Metadata-Version: 1.1
Name: iddt
Version: 0.1.13
Summary: Internet Document Discovery Tool
Home-page: UNKNOWN
Author: Timothy Duffy
Author-email: tim@timduffy.me
License: GPLv3+
Description: # iddt
        Internet Document Discovery Tool
        
        ## What is it
        
        https://github.com/thequbit/iddt
        
        There are three parts of `iddt`
        
        - Worker
        - Dispatcher
        - MongoDB
        
        The worker is what does all of the hard lifting with the internet, and 
        the dispatcher keep everyone in line.  You can have any many workers as
        you're system will allow mongdb connections.  MongoDB is used as the
        central cache to limit the amount of bandwidth needed to scrape target
        URLs.
        
        ##How to use it
        
        ###Requirements
        
        `iddt` uses MongoDB as a central cache while it is working.  You'll need to
        install MongoDB to use `iddt`.
        
        - Ubuntu
        
            $ sudo apt-get install mongodb
        
        ###Worker
        
        You will probably want to run the worker ( or many workers ) as daemons.
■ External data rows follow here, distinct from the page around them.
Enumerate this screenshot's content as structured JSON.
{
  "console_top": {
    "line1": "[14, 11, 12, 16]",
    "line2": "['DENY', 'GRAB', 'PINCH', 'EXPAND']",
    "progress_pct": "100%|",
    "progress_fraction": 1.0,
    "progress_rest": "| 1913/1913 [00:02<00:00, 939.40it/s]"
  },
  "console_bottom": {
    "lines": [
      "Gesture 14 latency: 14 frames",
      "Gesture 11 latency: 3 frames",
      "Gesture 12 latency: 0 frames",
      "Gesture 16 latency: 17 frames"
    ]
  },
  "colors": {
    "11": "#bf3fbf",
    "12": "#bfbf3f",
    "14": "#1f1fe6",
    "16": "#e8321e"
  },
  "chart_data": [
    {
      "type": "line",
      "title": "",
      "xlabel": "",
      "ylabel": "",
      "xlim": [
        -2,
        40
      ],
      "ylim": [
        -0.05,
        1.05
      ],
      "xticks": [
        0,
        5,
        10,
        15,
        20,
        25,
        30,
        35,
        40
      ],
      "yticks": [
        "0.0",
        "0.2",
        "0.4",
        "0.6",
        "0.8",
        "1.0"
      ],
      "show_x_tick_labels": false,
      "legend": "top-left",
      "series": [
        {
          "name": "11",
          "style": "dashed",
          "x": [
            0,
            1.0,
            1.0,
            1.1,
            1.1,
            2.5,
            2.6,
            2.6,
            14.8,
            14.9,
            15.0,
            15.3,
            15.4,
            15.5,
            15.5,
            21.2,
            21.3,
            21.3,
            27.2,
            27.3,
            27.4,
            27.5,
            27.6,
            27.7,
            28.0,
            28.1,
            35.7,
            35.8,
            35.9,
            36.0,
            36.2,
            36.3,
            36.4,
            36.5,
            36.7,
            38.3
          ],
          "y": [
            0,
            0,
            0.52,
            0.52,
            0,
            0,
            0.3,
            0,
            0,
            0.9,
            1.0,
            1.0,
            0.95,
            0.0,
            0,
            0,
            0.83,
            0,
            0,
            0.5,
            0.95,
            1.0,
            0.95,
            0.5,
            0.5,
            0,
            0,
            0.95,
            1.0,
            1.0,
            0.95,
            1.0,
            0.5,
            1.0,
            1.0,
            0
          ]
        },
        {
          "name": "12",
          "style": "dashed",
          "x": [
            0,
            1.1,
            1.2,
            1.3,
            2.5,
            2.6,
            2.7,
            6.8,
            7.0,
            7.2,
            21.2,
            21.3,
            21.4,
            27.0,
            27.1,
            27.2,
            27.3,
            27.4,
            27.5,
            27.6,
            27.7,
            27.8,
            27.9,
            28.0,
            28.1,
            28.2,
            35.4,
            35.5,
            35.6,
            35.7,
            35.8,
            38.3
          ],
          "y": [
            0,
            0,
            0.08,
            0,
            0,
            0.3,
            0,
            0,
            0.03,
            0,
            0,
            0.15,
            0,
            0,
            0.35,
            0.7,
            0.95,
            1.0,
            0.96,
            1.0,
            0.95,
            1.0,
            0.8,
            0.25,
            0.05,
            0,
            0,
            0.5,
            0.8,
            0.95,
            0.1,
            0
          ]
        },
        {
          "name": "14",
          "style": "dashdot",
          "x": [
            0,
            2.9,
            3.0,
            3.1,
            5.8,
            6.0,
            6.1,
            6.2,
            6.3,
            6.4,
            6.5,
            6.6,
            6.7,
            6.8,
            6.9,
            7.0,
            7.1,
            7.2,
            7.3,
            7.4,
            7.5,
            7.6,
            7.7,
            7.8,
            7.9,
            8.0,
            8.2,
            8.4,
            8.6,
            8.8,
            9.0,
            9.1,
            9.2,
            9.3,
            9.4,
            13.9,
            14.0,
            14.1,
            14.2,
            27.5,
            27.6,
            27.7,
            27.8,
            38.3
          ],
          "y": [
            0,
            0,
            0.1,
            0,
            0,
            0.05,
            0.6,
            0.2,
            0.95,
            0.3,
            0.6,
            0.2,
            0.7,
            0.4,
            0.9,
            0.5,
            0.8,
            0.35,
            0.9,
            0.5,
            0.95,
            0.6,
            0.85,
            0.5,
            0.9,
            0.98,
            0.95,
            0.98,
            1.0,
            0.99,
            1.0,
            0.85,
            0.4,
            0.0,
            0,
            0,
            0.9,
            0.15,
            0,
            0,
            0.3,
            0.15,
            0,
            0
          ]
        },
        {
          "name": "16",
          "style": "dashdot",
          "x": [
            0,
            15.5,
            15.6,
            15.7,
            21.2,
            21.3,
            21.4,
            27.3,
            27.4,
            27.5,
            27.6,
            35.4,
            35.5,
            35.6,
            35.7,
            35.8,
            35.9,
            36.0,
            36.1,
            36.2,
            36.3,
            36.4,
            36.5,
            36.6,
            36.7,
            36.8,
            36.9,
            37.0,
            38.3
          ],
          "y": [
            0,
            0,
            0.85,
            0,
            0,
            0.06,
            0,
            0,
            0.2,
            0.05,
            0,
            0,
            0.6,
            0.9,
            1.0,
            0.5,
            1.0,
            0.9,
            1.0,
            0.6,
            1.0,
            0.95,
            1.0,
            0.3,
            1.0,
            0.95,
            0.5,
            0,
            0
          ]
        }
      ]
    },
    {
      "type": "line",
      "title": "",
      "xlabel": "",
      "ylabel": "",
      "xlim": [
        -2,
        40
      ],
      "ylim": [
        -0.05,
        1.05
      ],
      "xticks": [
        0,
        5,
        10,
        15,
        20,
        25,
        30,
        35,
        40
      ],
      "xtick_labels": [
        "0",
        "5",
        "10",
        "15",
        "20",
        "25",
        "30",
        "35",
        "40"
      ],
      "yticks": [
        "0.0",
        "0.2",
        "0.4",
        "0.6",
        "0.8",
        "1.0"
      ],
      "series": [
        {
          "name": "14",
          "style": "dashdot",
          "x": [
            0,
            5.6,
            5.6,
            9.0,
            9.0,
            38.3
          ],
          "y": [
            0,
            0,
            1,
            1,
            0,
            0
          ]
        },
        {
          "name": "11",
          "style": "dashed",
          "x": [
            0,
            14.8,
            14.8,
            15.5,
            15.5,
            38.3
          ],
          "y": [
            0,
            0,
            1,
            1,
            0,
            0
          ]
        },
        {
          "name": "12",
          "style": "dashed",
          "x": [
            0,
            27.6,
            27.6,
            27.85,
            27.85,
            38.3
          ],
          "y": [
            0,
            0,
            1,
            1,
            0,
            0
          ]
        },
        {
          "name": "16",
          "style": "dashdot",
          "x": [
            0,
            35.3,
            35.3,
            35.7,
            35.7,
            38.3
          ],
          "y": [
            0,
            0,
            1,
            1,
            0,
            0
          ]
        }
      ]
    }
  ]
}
        This functionality is built into `iddt`.  use the following code as a 
        starting point:
        
            import sys
            from iddt import Worker
        
            import logging
        
            logging.basicConfig(level=logging.INFO)
            logger = logging.getLogger("iddt.worker_test")
        
            class MyWorker(Worker):
        
                def __init__(self, *args, **kwargs):
                    super(MyWorker, self).__init__()
                    logging.info("MyWorker __init__() complete.")
        
                def new_doc(self, document):
                    # do something with the document
                    pass
                    
            if __name__ == '__main__':
                pidfile_path = '/tmp/worker.pid'
                if len(sys.argv) == 3:
                    pidfile_path = sys.argv[2]
                worker = MyWorker(pidfile=pidfile_path)
                worker.register_callback(worker.new_doc)
                if len(sys.argv) >= 2:
                    #logger.info('{} {}'.format(sys.argv[0], sys.argv[1]))
                    if 'start' == sys.argv[1]:
                        worker.start()
                    elif 'stop' == sys.argv[1]:
                        worker.stop()
                    elif 'restart' == sys.argv[1]:
                        worker.restart()
                    elif 'status' == sys.argv[1]:
                        worker.status()
                    else:
                        print("Unknown command")
                        sys.exit(2)
                    sys.exit(0)
                else:
                    #logger.warning('show cmd deamon usage')
                    print("Usage: {} start|stop|restart".format(sys.argv[0]))
                    sys.exit(2)
        
        
        This will allow you to start, stop, and restart a worker daemon at the
        command prompt.  If you are interested in using the worker NOT as a 
        daemon, you can execute the same functionality ( note this function
        is fully blocking ) by using the .run() function.
        
            from iddt import Worker
            
            def new_doc(document):
                # do something with the document
                pass
            
            worker = MyWorker()
            worker.register_callback(new_doc)
            worker.run()
        
        You're on your own to gracefully exit the `run()` function.  If you set
        `worker._running` to `False` it *should* gracefully exit after a short while.
        
        ##Dispatcher
        
        The dispatcher tells the workers what to work on.  You use it something like
        this:
        
            from iddt.dispatcher import Dispatcher
        
            d = Dispatcher()
            d.dispatch({
                'target_url': 'http://example.com/',
                'link_level': 1,
                'allowed_domains': [],
            })
        
            # this is how you query the results based on mime type
            some_docs = dispatcher.get_documents(['application/pdf'])
        
            # this is how you get ALL of the documents
            all_docs = dispatcher.get_documents()
        
        Note that the `dispatcher.dispatch()` function requires a dict with the 
        following fields:
        
        - `target_url`
            - This is the URL that the Workers (scrapers) should be working on
        - `link_level`
            - This is the number of links to follow.  Be careful with numbers above 3
        - `allowed_domains`
            - The `iddt` Worker won't follow links away from the TLD of the 
              `target_url`.  If you would like it to, you can supply the list of
              allowed domains here.
        
        ## Caution
        
        This is a really powerful tool.  Please be curtious with it.
        
        
Keywords: documents
scraper
discovery
Platform: UNKNOWN
Classifier: Development Status :: 3 - Alpha
Classifier: Natural Language :: English
Classifier: Operating System :: POSIX :: Linux
Classifier: Programming Language :: Python :: 3 :: Only
Classifier: Intended Audience :: Developers